From the very beginning of his drug use, my mother in law was already exclaiming that he was brain damaged beyond repair, and he moved back in with them. That wasn't the truth, but her desire for control in the name of helping and love, in order to have another child (his daughter) to take care of so she wouldn't have to change her life of being a full time at home mother were her motives. After my son was born, she spent a lot of time attacking me as a mother because I wanted to be a full time caregiver for my son. She selfishly wanted me to go to work so that she could be the full time caregiver of my son. It was really hard for me to endure her constant attacks, and it wasn't what was best for me or my son. Anyway, her son needed to be incapacitated for her to have the little girl she always wanted.

It's sad for me to watch him pretend to be in worse condition than he is because he knows that becoming independent will mean that he will actually lose their love. It's all about them, and they have actually demanded that they be the priority no matter what. To make matters worse, my father in law is a Baptist preacher who will often proclaim that God wants it that way. I do want to point out that people don't always behave this way consciously, and that's why it is so important to figure out what's really going on with the boundaries and people pleasing.

So, your parents helping you with your anxiety for so long, could be part of a co-dependent relationship which meant that they were actually hurting you and not helping you. Look for some books on co-dependency if you want to research the topic further. Try not to fall into the guilt trap because that will be the main way your mother will control you, and it's very powerful. Because of my experiences with my in-law's, it's so difficult for me to understand controlling parents. Also, my son has severe autism, and although I pray for a miracle, otherwise, he will never marry or be able to live independently. I have little tolerance for parents who have perfectly capable children that they try to keep from leaving the nest and living their own lives. They have no idea what I would give to have a "normal" child to raise to have wings and fly away to pursue his dreams.

So,although it seemed so helpful, did they encourage you that you could get out and do it on your own before you got married, or did they constantly placate you and do things for you that you could have done on your own? They should have lovingly supported you in your anxiety, but love doesn't mean holding someone back on purpose.

I also want to add that if you share my opinion with your wife, she may feel like, "Why did you have to hear it from a stranger on the anxiety forum before you believed me?" Just a warning. I do that to my husband too. He's like, "Why didn't you believe it when I said it to you?":)

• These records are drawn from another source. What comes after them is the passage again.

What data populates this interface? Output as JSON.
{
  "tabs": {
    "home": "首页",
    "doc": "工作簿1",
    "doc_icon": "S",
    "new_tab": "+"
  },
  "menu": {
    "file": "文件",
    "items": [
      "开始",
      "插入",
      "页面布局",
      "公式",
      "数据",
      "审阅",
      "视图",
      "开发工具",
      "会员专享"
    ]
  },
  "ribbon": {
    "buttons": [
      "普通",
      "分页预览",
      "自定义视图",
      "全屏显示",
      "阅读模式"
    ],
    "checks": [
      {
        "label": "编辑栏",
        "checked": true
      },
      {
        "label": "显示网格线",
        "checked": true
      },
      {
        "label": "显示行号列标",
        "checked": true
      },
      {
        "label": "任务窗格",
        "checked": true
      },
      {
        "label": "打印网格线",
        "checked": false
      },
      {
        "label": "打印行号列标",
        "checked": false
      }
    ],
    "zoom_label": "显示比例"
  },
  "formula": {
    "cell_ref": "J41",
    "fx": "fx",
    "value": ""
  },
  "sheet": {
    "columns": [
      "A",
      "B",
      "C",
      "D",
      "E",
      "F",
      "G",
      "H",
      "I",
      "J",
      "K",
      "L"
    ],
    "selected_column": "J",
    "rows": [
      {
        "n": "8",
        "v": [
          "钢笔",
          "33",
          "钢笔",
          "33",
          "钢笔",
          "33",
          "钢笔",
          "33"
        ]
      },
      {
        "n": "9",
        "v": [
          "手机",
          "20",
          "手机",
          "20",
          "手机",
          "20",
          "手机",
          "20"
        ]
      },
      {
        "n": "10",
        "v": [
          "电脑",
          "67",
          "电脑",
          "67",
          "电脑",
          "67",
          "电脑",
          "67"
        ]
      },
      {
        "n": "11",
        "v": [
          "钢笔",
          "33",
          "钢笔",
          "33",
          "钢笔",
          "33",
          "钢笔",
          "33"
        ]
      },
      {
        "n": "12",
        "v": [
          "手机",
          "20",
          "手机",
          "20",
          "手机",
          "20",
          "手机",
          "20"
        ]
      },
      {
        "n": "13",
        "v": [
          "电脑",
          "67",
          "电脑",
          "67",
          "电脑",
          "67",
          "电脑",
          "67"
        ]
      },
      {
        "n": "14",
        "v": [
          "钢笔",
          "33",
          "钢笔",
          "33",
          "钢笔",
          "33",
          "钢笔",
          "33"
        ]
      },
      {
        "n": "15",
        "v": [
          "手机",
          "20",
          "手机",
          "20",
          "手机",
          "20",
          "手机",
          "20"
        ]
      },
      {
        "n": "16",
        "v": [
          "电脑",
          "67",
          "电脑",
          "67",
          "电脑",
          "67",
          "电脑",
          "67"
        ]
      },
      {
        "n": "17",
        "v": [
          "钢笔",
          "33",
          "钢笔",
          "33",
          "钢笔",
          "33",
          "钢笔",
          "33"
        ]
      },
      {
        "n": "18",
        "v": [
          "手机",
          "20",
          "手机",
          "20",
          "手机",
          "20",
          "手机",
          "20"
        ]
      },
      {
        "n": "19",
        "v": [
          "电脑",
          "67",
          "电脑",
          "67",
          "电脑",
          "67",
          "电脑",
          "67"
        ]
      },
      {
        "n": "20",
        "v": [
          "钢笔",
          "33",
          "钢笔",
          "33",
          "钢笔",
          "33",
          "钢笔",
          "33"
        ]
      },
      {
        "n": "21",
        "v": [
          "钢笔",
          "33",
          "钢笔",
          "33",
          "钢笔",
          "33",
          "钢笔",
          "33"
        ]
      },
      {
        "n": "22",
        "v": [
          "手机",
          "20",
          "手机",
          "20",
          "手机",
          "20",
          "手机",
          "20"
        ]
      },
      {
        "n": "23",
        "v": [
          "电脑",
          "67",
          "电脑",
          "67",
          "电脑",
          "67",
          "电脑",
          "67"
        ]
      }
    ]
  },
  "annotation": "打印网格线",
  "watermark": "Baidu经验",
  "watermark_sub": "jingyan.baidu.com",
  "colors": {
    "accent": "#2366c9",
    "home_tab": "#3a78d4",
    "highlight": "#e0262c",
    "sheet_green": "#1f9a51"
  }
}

Finally, this is a after a lot of reading and reflecting, I just want to share this opinion about being a "peacemaker". I like to read a book called, "The Subtle Power of Spiritual Abuse" that reveals some erroneous beliefs about what certain scriptures in the Bible mean. This may not apply to your belief system, and I'm not trying to shove this down your throat, but being a "peacemaker" doesn't mean pretending that there's peace when there's not or glossing over serious issues that need to be faced and dealt with so that there can be "real" peace. Real peace means addressing issues directly and working them out. In the Bible, the term "peacemaker" is actually translated from the term "peacekeeper" so the Bible is actually advocating that a person do nothing to disrupt real peace that already exists. It's not advocating that a person pretend that things are O.K. when they are not, or that issues not be worked out.